Posted February 14, 2017

 On December 21, 2016, the U.S. Department of Agriculture’s Natural Resource Conservation Service (NRCS) announced that it agreed to provide $7.75 million in funds to the Colorado River Headwaters Project (the “Project”).  The Project is designed to create a bypass channel around Windy Gap Reservoir to reconnect the Colorado River and maximize restoration work being done by the Irrigators of Land in Vicinity of Kremmling (ILVK).  The Project is part of Grand County’s and its partners’ efforts to restore river systems impacted by trans-mountain diversions of water out of Grand County to Colorado’s Front Range.

The Project had its beginnings as part of the Windy Gap Bypass Funding Agreement between the Municipal Subdistrict of the Northern Colorado Water Conservancy District and several West Slope entities.  This grant application was the final push for funding led by Trout Unlimited, a fishery conservation group, and was joined by many other partners representing an array of interests, including agriculture, local government, water service, state agencies, and landowners.

The Project intends to use the funds to: construct a “bypass channel” around Windy Gap Reservoir to reconnect the Colorado River as a free-flowing river allowing fish passage and reestablishing the stone fly and sculpin populations; improve irrigation systems of the ILVK; and improve water quality and fish habitat downstream of the bypass.  Once the Colorado River is connected, the Project will directly benefit over 30 miles of the Colorado River and 4,500 acres of irrigated lands.

Currently, over 60 percent of the upper Colorado River’s native flows is diverted under the continental divide via trans-mountain diversions for use in the Front Range and northern Colorado.  This causes low flows which have undermined irrigation systems and the health of the Colorado River.  The low flows also result in higher temperatures and sediment buildup, which degrades aquatic habitat.

The Project will install innovative stream structures designed to maintain adequate water levels for irrigation and to improve fish habitat.  This will be the first project in the country to implement these engineering designs on such a large scale.
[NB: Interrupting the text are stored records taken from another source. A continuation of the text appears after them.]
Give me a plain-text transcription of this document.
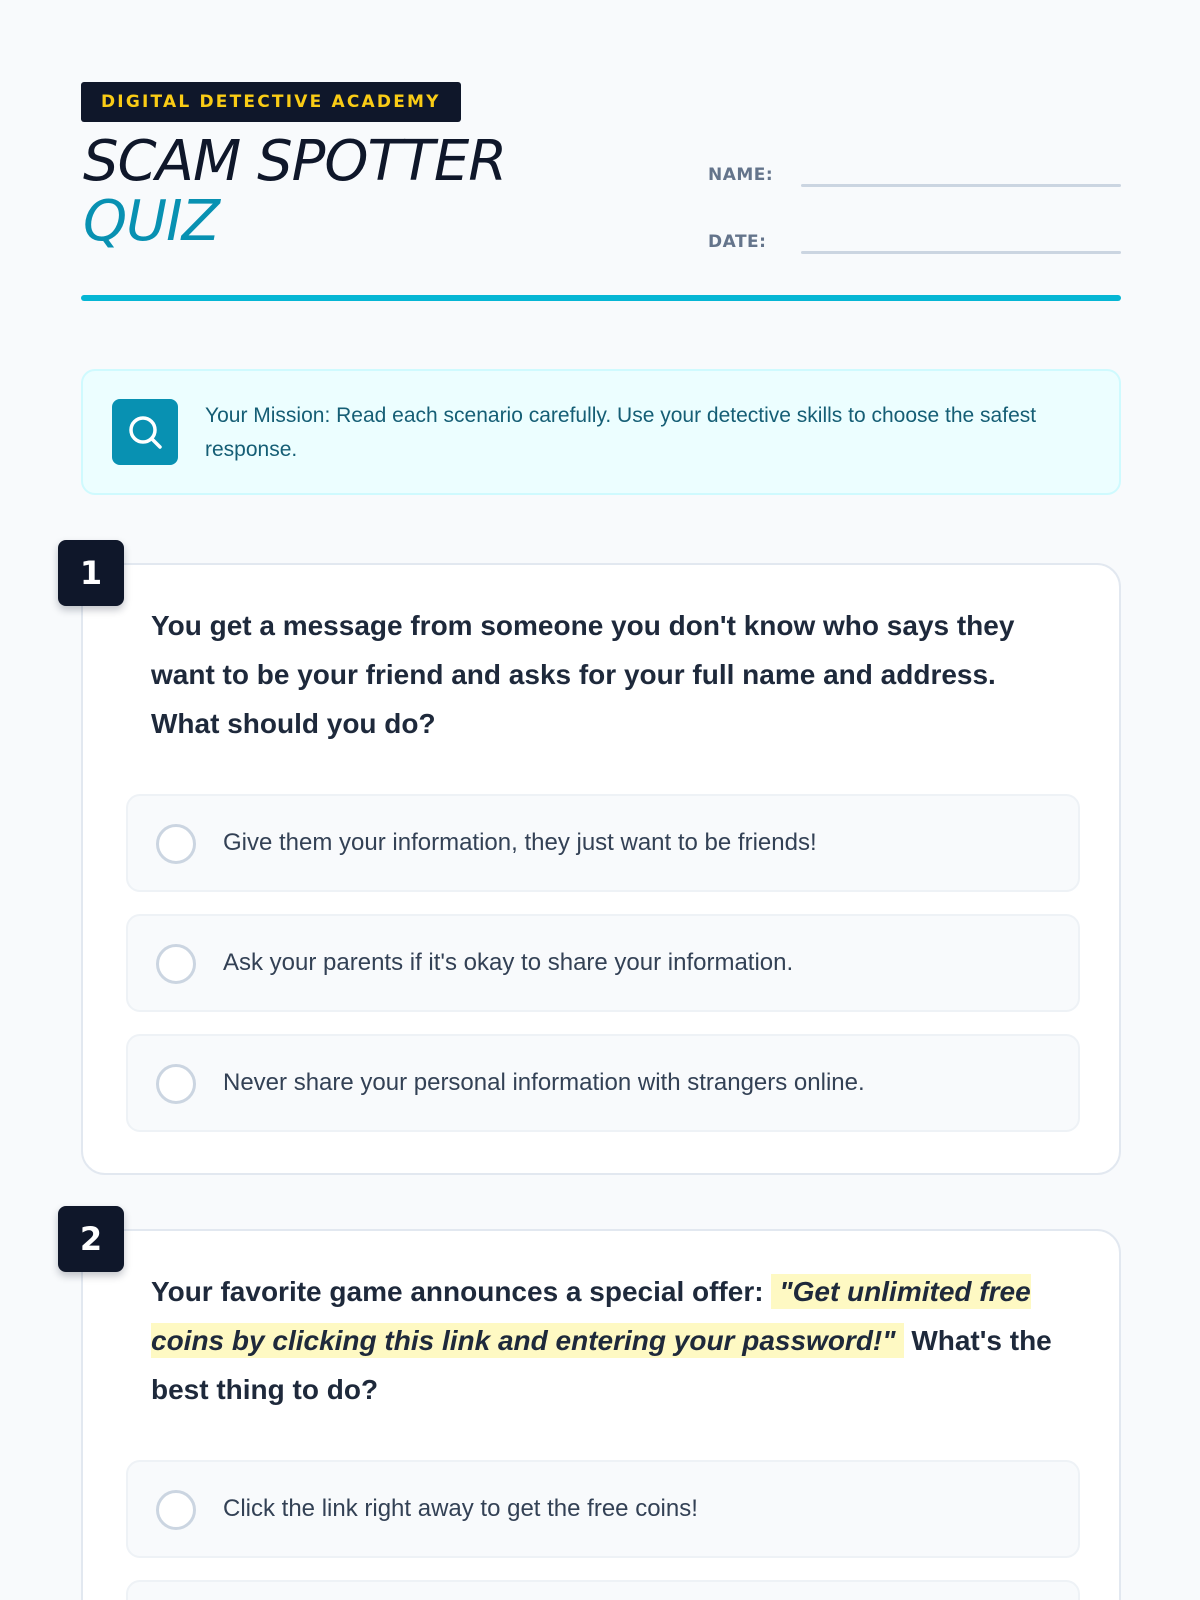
DIGITAL DETECTIVE ACADEMY
SCAM SPOTTER
QUIZ
NAME:
DATE:
Your Mission: Read each scenario carefully. Use your detective skills to choose the safest response.
1
You get a message from someone you don't know who says they want to be your friend and asks for your full name and address. What should you do?
Give them your information, they just want to be friends!
Ask your parents if it's okay to share your information.
Never share your personal information with strangers online.
2
Your favorite game announces a special offer: "Get unlimited free coins by clicking this link and entering your password!" What's the best thing to do?
Click the link right away to get the free coins!
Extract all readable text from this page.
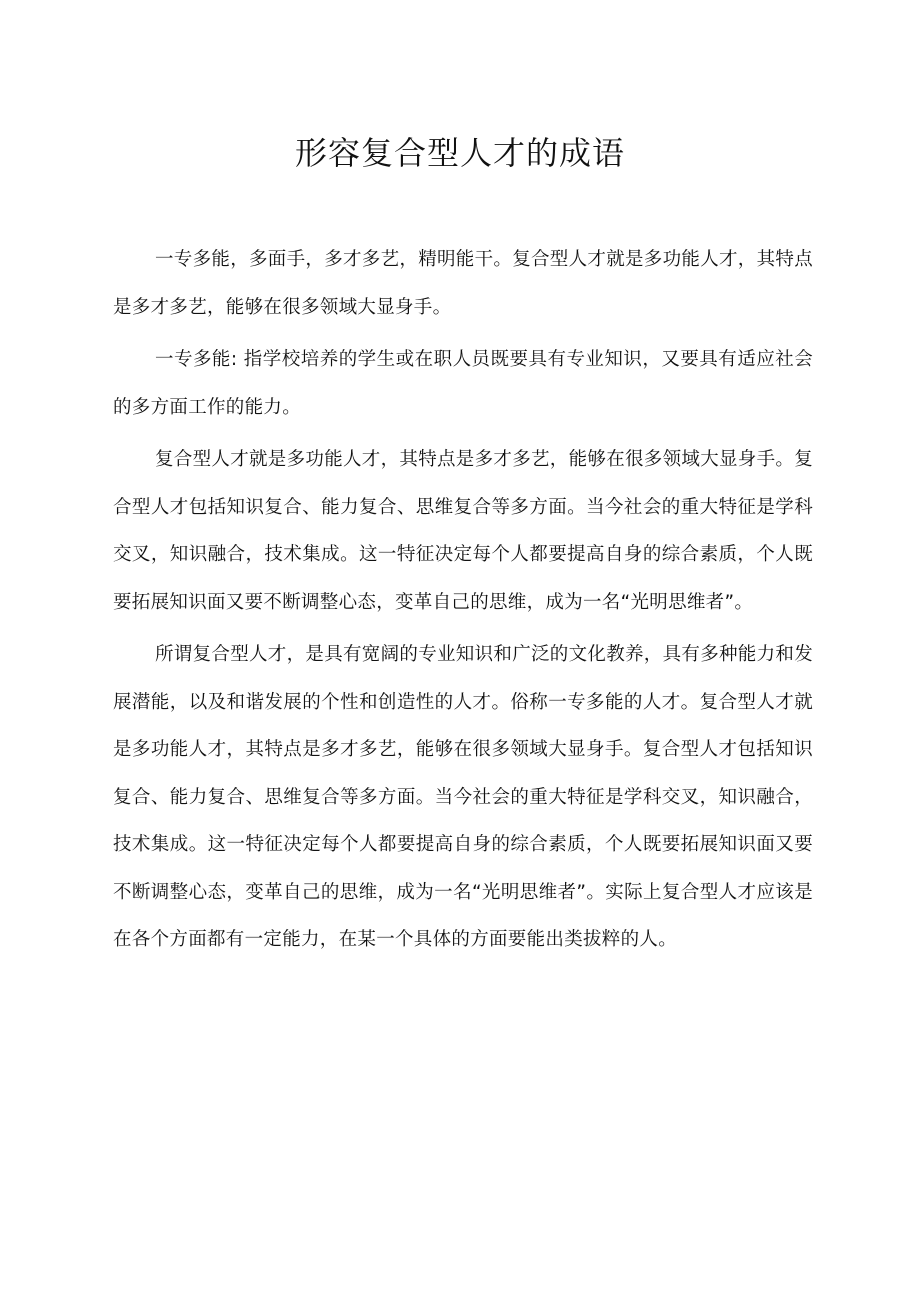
形容复合型人才的成语

一专多能，多面手，多才多艺，精明能干。复合型人才就是多功能人才，其特点是多才多艺，能够在很多领域大显身手。

一专多能: 指学校培养的学生或在职人员既要具有专业知识，又要具有适应社会的多方面工作的能力。

复合型人才就是多功能人才，其特点是多才多艺，能够在很多领域大显身手。复合型人才包括知识复合、能力复合、思维复合等多方面。当今社会的重大特征是学科交叉，知识融合，技术集成。这一特征决定每个人都要提高自身的综合素质，个人既要拓展知识面又要不断调整心态，变革自己的思维，成为一名“光明思维者”。

所谓复合型人才，是具有宽阔的专业知识和广泛的文化教养，具有多种能力和发展潜能，以及和谐发展的个性和创造性的人才。俗称一专多能的人才。复合型人才就是多功能人才，其特点是多才多艺，能够在很多领域大显身手。复合型人才包括知识复合、能力复合、思维复合等多方面。当今社会的重大特征是学科交叉，知识融合，技术集成。这一特征决定每个人都要提高自身的综合素质，个人既要拓展知识面又要不断调整心态，变革自己的思维，成为一名“光明思维者”。实际上复合型人才应该是在各个方面都有一定能力，在某一个具体的方面要能出类拔粹的人。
The Windy Gap Reservoir bypass and the improvements downstream near Kremmling, Colorado are pieces of a larger, regional effort by Grand County and its partners to restore the upper Colorado River. Other efforts include agreements such as the Windy Gap Firming Project Intergovernmental Agreement between the Municipal Subdistrict, Northern Colorado Water Conservancy District and Board of County Commissioners of Grand County, Colorado River Water Conservation District, Middle Park Water Conservancy District, and Northwest Colorado Council of Governments, and the Colorado River Cooperative Agreement, between Denver Water and western slope entities, which contain  significant river protections and a long-term monitoring and management process called “Learning by Doing” that requires stakeholders to work together to ensure the health of the Colorado River long-term.

This type of cooperative planning is what the Final Colorado Water Plan had in mind, and which may enable it to succeed.